Genèse 3, 9-20

Marie au regard de l’histoire

Père Charles Perrot
Marie de Nazareth au regard des chrétiens du premier siècle, p. 364s


Comme pour Jésus, une biographie de Marie s’avère impossible à écrire à moins de glisser dans le roman historique ou d’écrire une soi-disant histoire entre les lignes du texte biblique pour mieux en effacer les aspérités ou en grossir les traits. Des traces de sa présence n’en sont pas moins historiquement détectables. Mais jusqu’à quel point ? Certains, il est vrai, penseraient échapper à l’interrogation historique en déclarant d’emblée que le récit de l’enfance de Jésus, celui de Luc surtout, a pour source immédiate le témoignage de la mère de Jésus, ce que l’évangéliste en question ne dit pas, même s’il évoque le travail de mémoire opéré par Marie d’abord (Luc 2,19.51). Mais même ainsi, par delà les quarante ans environ qui séparent Luc de la mère de Jésus, le questionnement historique n’en demeurerait pas moins nécessaire, tant l’écriture ancienne de l’histoire, qu’elle soit de Luc ou de Thucydide, est différente des exigences historiques actuelles. Un travail d’histoire ne peut se fonder sur le témoignage éventuel, de bouche à oreille, passant de Marie à Luc, voire de Marie à Jacques de Jérusalem, ou de Marie à Jean l’Evangéliste. Car l’historien ne pourrait qu’inventer ces confidences, sans fondement réel, alors qu’il lui est possible de désigner les différents milieux chrétiens qui ont entretenu la mémoire de la mère de Jésus, et par là de jeter un regard sur celle qu’ils désignent.

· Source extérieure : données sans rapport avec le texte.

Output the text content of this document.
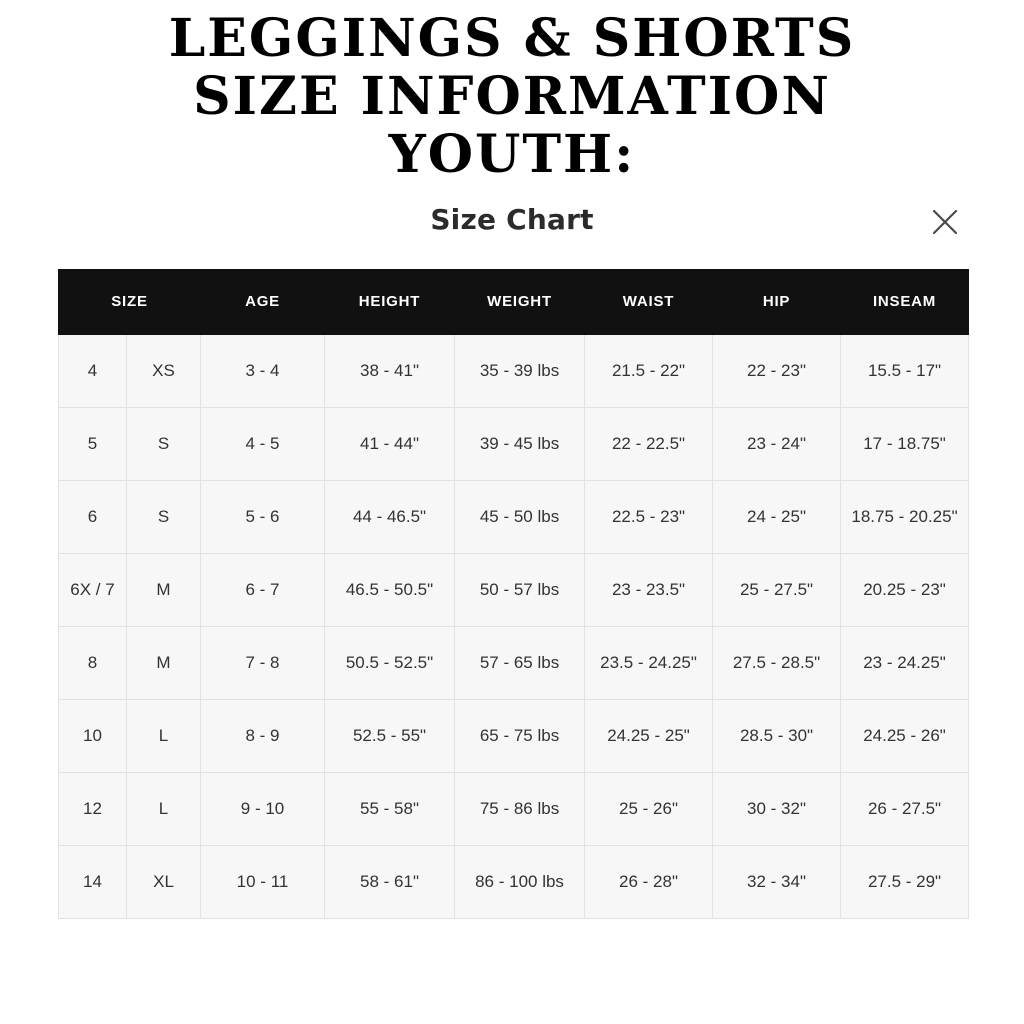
LEGGINGS & SHORTS
SIZE INFORMATION
YOUTH:
Size Chart
SIZE		AGE	HEIGHT	WEIGHT	WAIST	HIP	INSEAM
4	XS	3 - 4	38 - 41"	35 - 39 lbs	21.5 - 22"	22 - 23"	15.5 - 17"
5	S	4 - 5	41 - 44"	39 - 45 lbs	22 - 22.5"	23 - 24"	17 - 18.75"
6	S	5 - 6	44 - 46.5"	45 - 50 lbs	22.5 - 23"	24 - 25"	18.75 - 20.25"
6X / 7	M	6 - 7	46.5 - 50.5"	50 - 57 lbs	23 - 23.5"	25 - 27.5"	20.25 - 23"
8	M	7 - 8	50.5 - 52.5"	57 - 65 lbs	23.5 - 24.25"	27.5 - 28.5"	23 - 24.25"
10	L	8 - 9	52.5 - 55"	65 - 75 lbs	24.25 - 25"	28.5 - 30"	24.25 - 26"
12	L	9 - 10	55 - 58"	75 - 86 lbs	25 - 26"	30 - 32"	26 - 27.5"
14	XL	10 - 11	58 - 61"	86 - 100 lbs	26 - 28"	32 - 34"	27.5 - 29"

Mais faut-il le rappeler encore, les récits évangéliques, et les récits de l’enfance en particulier, ont été rédigés à la lumière de l’événement pascal, ce qui télescope d’une certaine manière la saisie des réalités dans leur déroulement chronologique premier. Donnons un exemple, celui d’un lecteur qui, croyant se situer au niveau de l’événement raconté dans le récit, s’interrogerait alors sur la réaction malvenue des parents de Jésus au Temple de Jérusalem. Puisque Marie connaissait déjà l’identité divine de Jésus par la bouche de l’ange, pourquoi s’est-elle étonnée de son comportement au Temple de Jérusalem, chez son Père (Luc 2,49-50) ? Car ils ne le comprirent pas, déclare Luc (2,50). Marie a mis du temps avant de comprendre. Elle a aussi vécu in fide, dans la foi. Et il fallait d’abord que la lumière pascale se retro-jette sur l’événement d’hier pour qu’en soit saisie la portée.